Dal 2005 si assiste a un curioso fenomeno: i musei aperti anche di notte. Nel 2018 l’iniziativa è diventata pure un “evento” europeo: ben trenta città hanno aderito. Una corsa in massa a vedere opere e manufatti di ieri e di oggi al chiaro di luna. La difformità oraria della notte d’un tratto si trasforma in una conformità socialmente condivisa. Una specie di obesità oraria che espone le opere a esistere H24. Si tratta di intercettare il pubblico notturno e insonne, ma non nel senso dell’insonnia che animava i surrealisti, che tendeva ad abolire la distinzione tra reale e immaginario, o l’insonnia di Walter Benjamin, che costituiva una forma di sperimentazione del dubbio come indifferenza creativa. L’insonnia del museo è ben altra cosa. Il museo come oasi della cultura, come radura, comporta un’introiezione, un rinchiudersi dentro il suo perimetro, trasformando i visitatori in insider. Estendendo il raggio d’azione temporale anche alla notte, il museo si trasforma in una piazza, diventa contiguo allo spazio aperto, prolunga il frastuono che sale dalle movide, con un piccolo esercito di impiegati che “favoriscono l’apprendimento”, senza il quale le opere pare che resterebbero enigmi. Tutta una mistica della sollecitudine verso la cultura e la storia passata si agita, come da tempo accade con la formula “la scuola adotta un monumento”, proposta inversamente proporzionale al fatto che i monumenti sono sempre più un affare di privati, dunque devono rendere. In questo scenario, che annulla il giorno e la notte, per i musei non c’è pace.
“Estendendo il raggio d’azione temporale anche alla notte, il museo si trasforma in una piazza, diventa contiguo allo spazio aperto, prolunga il frastuono che sale dalle movide”.

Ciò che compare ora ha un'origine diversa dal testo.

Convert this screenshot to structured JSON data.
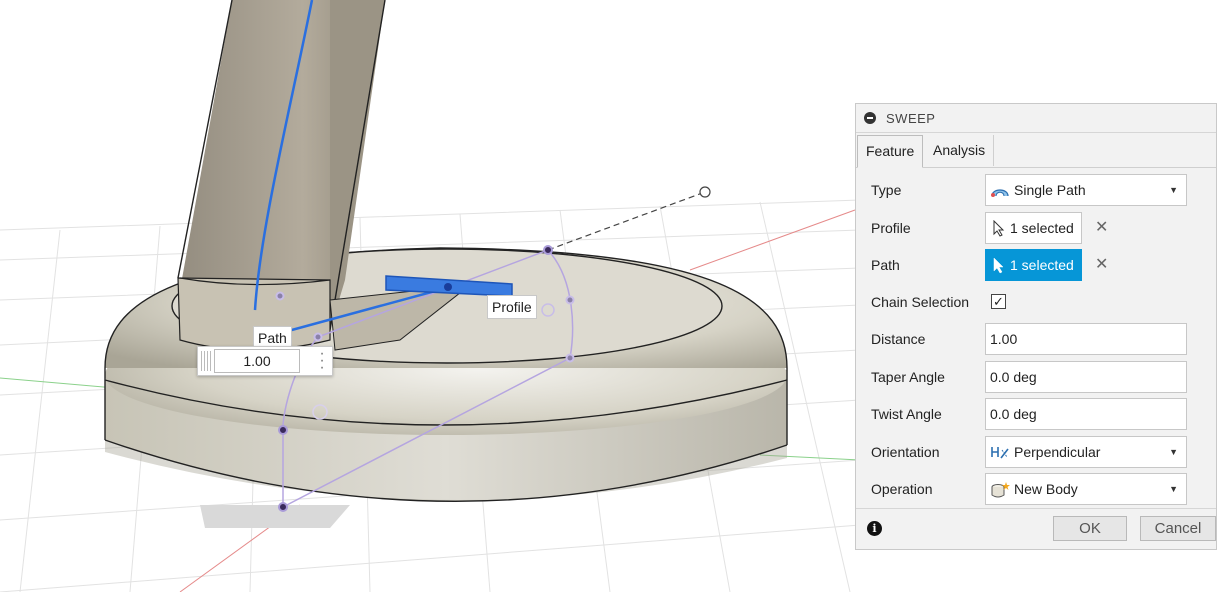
{
  "viewport": {
    "labels": {
      "path": "Path",
      "profile": "Profile"
    },
    "distance_manipulator": {
      "value": "1.00"
    }
  },
  "sweep": {
    "title": "SWEEP",
    "tabs": [
      {
        "label": "Feature",
        "active": true
      },
      {
        "label": "Analysis",
        "active": false
      }
    ],
    "type": {
      "label": "Type",
      "value": "Single Path",
      "icon": "single-path-icon"
    },
    "profile": {
      "label": "Profile",
      "value": "1 selected"
    },
    "path": {
      "label": "Path",
      "value": "1 selected",
      "active": true
    },
    "chain_selection": {
      "label": "Chain Selection",
      "checked": true,
      "mark": "✓"
    },
    "distance": {
      "label": "Distance",
      "value": "1.00"
    },
    "taper_angle": {
      "label": "Taper Angle",
      "value": "0.0 deg"
    },
    "twist_angle": {
      "label": "Twist Angle",
      "value": "0.0 deg"
    },
    "orientation": {
      "label": "Orientation",
      "value": "Perpendicular",
      "icon": "perpendicular-icon"
    },
    "operation": {
      "label": "Operation",
      "value": "New Body",
      "icon": "new-body-icon"
    },
    "ok_label": "OK",
    "cancel_label": "Cancel",
    "accent_color": "#0696d7"
  }
}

L’adattamento temporale dei musei e dell’individuo a quello dei mercati che lavorano giorno e notte, senza sosta, rende irrilevanti le distinzioni, poiché, sotto l’ombrello della fruizione della cultura anche di notte, accade una captazione della sensibilità, che trasforma la fruizione culturale in una “promozione” H24, come accade con i supermercati, aperti pure di notte sul modello americano. L’innocente visita notturna al museo di fatto è una profilassi dell’accettazione della trasformazione della vita individuale nel motto neoliberista “chi dorme è un perdente”. Conferma l’espressione socialmente accreditata tanto in uso da quasi trent’anni che è sintetizzata nella parola deregulation: smantellamento del tempo individuale, che amplia quello dei mercati. Una sorta di biopotere occulto. Ogni nuovo pubblico richiede nuove abitudini, e la neuroestetica, come un volto di medusa, è già avviata a estendere il proprio dominio sull’estetica.